2019年1月28日: 米国のノーベル賞科学者クレイグ・メロー教授が、遺伝子編集ベビーの妊娠が進行中であることを知っていたと認める。メロー教授はフー元准教授が創業した企業の1つであるダイレクト・ゲノミクス(Direct Genomics)の顧問を務めていた(AP通信)。

2019年2月7日: スタンフォード大学、同学の高名な教授たちがフー元准教授の遺伝子編集に関して何を知っていたかについて調査を開始(MITテクノロジーレビュー「遺伝子編集ベビー誕生に大物科学者らが関与の疑いスタンフォード大も調査へ」を参照)。

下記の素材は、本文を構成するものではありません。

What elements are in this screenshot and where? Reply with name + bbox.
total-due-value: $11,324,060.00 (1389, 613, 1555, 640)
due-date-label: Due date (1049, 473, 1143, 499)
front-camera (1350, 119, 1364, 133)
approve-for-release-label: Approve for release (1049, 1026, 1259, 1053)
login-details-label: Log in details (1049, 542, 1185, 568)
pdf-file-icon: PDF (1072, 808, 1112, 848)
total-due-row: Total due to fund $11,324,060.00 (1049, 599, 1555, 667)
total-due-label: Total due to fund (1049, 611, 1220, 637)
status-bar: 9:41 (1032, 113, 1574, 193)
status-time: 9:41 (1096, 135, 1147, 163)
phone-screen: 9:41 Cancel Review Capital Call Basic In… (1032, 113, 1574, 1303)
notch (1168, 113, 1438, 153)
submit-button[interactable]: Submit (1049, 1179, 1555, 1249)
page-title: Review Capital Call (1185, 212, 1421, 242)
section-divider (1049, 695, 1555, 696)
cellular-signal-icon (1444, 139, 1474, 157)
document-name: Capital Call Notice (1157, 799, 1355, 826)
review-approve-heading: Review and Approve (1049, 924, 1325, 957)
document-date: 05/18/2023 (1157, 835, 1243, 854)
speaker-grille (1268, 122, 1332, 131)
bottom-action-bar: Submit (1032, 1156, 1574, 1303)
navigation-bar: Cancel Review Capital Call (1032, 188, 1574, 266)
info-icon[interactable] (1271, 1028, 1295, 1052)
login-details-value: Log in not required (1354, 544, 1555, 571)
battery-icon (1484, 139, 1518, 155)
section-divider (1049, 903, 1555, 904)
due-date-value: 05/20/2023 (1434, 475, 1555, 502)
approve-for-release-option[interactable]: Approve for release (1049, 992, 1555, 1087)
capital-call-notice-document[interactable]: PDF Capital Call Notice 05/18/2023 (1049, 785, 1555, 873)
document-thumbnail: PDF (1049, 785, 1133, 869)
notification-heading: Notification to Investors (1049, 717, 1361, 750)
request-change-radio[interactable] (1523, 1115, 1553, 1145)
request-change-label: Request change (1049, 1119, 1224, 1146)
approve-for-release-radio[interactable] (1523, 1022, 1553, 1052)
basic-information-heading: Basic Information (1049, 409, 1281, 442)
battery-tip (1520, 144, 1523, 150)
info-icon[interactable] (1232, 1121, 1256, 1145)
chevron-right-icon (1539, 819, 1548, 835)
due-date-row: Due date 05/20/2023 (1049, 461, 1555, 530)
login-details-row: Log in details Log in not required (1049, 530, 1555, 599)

2019年2月20日:クリスパー・ジャーナル(CRISPR Journal)編集部、フー元准教授が11月に発表した遺伝子編集の倫理についての論文をすべて取り下げ。同誌はクリスパーベビーについて何も言及していない(GENニュース)。

2019年2月21日: フー元准教授のCCR5遺伝子除去の試みにより、双子の女児の認識能力と記憶能力に影響のある脳の部分が変えられた可能性があることを、新しい研究成果が示す(MITテクノロジーレビュー「遺伝子編集ベビー問題:科学者らが指摘する隠された「もう1つの狙い」」を参照)。